Corrections – defined as a negative return of at least 10 percent – are both common and healthy for equity markets. Any sound financial plan should account for market volatility and should be designed to focus on long-term goals and be positioned to help weather volatile markets.
Regardless of whether you’re on the cusp of retirement or just starting out, here are some tips to help you weather market downturns.
- Don’t panic. When it seems like the sky is falling, the natural reaction is to panic. It’s certainly easier said than done, but do your best to remain calm and remember that corrections and market downturns are normal and healthy.

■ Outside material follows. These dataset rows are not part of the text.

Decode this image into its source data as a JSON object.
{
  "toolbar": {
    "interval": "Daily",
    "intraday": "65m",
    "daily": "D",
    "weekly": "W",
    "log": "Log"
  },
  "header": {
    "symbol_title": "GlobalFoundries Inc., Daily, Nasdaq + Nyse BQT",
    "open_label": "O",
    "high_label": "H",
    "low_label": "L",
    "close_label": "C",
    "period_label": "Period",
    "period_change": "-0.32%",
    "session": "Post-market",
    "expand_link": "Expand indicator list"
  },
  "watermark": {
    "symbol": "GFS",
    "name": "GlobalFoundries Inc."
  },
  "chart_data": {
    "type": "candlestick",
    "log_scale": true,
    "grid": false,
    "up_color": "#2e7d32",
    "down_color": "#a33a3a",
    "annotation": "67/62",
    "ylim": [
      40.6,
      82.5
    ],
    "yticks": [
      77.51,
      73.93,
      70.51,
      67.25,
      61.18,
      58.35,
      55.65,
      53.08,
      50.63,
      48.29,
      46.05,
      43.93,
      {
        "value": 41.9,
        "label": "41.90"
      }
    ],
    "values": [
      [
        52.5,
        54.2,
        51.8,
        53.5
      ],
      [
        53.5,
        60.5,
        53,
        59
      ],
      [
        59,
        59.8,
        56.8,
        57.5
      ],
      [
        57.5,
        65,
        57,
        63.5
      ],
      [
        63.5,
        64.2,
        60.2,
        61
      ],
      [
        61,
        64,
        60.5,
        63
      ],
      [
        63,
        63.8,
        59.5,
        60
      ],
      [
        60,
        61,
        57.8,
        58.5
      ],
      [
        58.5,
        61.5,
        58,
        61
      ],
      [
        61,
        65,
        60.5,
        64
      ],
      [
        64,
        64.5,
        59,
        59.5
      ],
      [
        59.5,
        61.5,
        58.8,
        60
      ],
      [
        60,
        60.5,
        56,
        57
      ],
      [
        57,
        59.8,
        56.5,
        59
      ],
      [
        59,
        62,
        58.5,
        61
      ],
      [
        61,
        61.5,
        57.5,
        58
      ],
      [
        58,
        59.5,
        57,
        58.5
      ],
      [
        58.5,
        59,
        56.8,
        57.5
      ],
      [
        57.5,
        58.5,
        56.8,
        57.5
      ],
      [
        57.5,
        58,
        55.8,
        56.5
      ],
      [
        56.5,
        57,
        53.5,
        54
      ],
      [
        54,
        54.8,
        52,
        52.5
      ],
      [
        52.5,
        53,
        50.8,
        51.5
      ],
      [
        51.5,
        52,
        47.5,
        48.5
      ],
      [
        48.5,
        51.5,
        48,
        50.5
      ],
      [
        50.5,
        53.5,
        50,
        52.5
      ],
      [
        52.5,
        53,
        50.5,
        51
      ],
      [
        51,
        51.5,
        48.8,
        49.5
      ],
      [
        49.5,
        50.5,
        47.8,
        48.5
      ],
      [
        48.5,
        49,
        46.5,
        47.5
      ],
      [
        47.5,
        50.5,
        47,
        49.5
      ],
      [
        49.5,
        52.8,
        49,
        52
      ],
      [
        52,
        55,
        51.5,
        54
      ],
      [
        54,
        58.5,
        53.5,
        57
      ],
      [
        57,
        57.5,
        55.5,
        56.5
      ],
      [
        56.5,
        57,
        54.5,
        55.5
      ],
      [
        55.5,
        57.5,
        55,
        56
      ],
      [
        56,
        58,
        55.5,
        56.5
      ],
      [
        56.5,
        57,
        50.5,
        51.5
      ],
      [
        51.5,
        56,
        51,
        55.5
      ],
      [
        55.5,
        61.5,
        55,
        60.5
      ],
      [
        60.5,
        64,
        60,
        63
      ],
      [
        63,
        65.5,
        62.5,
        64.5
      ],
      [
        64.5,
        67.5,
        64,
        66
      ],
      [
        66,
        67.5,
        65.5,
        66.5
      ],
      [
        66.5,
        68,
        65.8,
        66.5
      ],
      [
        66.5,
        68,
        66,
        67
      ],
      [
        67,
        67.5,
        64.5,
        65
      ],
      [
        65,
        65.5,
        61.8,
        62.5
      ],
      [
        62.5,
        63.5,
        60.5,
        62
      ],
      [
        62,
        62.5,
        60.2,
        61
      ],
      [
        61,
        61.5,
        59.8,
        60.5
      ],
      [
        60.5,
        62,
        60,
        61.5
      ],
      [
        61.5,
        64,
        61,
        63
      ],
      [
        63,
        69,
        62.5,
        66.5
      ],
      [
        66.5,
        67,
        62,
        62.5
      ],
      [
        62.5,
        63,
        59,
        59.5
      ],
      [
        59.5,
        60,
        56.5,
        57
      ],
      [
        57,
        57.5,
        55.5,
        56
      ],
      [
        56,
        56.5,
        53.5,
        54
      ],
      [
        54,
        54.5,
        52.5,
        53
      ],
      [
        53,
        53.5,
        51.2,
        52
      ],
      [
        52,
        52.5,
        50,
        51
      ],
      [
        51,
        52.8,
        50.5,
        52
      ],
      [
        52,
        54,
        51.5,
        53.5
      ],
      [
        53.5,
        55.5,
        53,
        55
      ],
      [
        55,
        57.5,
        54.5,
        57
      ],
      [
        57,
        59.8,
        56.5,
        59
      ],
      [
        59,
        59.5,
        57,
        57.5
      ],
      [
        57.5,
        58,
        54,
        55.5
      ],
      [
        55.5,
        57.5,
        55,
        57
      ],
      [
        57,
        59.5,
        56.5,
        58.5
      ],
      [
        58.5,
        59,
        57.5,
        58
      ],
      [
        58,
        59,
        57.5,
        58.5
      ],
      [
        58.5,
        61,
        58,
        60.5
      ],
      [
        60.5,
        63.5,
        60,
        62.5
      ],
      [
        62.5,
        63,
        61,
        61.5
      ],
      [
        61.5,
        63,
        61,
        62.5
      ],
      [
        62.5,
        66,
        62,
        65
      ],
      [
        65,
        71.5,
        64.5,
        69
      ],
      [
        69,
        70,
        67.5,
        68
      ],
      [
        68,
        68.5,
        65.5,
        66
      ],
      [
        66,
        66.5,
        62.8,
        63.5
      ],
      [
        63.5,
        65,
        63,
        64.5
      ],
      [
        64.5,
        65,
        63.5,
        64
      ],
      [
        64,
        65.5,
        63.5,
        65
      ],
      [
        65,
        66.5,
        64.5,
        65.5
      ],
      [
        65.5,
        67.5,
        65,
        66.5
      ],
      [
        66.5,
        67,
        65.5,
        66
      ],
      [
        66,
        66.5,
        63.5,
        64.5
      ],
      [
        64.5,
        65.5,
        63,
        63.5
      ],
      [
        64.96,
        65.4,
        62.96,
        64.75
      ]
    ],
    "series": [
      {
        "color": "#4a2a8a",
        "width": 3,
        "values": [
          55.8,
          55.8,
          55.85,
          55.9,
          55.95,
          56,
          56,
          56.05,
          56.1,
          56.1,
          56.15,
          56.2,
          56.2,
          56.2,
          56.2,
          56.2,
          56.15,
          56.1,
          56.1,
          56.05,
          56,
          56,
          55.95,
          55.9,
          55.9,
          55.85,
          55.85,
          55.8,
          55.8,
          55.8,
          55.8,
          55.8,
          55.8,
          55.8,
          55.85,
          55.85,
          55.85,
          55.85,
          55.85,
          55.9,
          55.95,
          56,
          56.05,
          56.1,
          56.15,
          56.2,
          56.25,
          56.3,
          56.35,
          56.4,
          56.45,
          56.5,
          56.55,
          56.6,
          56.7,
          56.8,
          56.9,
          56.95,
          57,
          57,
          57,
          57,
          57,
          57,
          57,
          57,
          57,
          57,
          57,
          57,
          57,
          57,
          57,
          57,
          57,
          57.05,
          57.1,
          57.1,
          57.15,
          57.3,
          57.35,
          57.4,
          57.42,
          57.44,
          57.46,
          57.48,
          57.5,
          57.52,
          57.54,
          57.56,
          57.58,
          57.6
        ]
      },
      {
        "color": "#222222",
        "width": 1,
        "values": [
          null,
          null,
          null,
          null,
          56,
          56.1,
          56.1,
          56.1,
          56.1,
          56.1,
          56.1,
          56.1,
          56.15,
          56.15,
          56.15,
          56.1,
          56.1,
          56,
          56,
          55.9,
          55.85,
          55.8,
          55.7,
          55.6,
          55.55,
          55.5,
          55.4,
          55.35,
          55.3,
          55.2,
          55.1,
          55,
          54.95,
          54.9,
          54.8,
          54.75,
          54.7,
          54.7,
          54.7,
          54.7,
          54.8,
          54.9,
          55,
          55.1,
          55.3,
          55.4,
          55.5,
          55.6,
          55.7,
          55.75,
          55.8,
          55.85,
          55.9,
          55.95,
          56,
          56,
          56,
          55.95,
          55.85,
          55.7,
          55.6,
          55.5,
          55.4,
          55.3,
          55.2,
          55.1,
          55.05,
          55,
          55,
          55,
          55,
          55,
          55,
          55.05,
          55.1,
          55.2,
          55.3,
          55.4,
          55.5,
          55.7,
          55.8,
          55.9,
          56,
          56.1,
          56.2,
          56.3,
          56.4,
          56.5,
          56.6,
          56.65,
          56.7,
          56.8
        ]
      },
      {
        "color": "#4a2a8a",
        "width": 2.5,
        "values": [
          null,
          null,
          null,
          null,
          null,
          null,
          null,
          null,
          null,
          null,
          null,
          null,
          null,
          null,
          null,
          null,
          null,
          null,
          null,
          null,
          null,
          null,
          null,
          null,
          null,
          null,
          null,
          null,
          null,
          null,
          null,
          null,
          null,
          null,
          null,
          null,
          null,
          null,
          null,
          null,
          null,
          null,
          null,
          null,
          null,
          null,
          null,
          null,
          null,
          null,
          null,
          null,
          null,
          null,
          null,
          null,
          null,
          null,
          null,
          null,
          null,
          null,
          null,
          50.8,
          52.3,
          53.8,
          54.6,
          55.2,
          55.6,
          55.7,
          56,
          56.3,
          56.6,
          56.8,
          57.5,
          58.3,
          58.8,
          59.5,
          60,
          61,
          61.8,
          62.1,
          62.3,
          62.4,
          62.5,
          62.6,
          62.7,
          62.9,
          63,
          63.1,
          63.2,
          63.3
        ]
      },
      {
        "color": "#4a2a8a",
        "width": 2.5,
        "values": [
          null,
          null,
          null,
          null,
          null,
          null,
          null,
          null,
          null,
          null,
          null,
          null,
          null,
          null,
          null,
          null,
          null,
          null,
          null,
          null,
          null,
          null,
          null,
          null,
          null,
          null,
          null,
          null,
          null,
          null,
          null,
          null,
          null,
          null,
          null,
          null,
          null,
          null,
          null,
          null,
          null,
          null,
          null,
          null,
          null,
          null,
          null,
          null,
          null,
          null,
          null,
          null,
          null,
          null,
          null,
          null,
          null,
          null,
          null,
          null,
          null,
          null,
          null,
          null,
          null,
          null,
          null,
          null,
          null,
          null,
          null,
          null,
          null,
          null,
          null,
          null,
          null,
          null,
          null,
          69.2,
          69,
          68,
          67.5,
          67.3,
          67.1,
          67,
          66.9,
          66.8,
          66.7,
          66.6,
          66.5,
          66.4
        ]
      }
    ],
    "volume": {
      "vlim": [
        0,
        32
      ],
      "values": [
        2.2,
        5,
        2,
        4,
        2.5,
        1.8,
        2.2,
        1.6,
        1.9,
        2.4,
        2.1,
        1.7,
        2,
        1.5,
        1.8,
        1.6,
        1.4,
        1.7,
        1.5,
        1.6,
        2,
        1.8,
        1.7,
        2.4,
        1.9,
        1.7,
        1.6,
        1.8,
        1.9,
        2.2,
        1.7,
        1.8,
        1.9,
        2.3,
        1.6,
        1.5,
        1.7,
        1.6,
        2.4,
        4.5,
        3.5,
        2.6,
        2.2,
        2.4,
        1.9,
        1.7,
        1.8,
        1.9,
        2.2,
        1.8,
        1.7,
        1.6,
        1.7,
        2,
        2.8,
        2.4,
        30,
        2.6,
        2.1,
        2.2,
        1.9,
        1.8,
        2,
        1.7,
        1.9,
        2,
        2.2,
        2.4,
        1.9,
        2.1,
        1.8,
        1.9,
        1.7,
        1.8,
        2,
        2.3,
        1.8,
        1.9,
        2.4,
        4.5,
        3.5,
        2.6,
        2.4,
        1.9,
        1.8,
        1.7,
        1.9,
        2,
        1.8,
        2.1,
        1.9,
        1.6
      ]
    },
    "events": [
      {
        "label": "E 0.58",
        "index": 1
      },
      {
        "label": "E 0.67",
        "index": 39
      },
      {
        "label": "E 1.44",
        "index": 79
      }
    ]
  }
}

Panic can lead to rash decisions that can derail your long-term investing goals. As an investor, you never want to make decisions based on emotions – especially fear – so first and foremost, try to remain calm.
- Schedule a portfolio check-up. Chances are, you schedule regular check-ups with a doctor, even if you’re not sick. Treat your portfolio the same way.
Contact your financial advisor for a financial check-up. Instead of checking your blood pressure, your advisor will check your asset allocation – what stocks, bonds and assets you are invested in – and help you determine how the rocky markets are affecting your financial health.
- Remember your long-term goals. It sounds counterintuitive, but a rocky market environment may be the perfect time to revisit your progress toward those goals.
During your review with your financial advisor, he or she will take a closer look at the progress you’ve made toward achieving your goals and help confirm if any adjustments are necessary.
- Don’t try to time the markets. It’s a natural instinct to want to buy assets that are doing well and similarly to want to reduce your exposure to assets that are declining.
Resist the urge to participate in market timing, which is defined as trying to exit and enter a certain investment position. Market timing is virtually impossible to execute because you need to determine the exact moments to enter and exit the market.
While your gut instinct might be to sell certain positions while the markets are going haywire, try to take a deep breath before making any rash decisions.
Of course, everyone’s situation is unique, but these tips can serve you well during any and all periods of market volatility, including what we are experiencing now.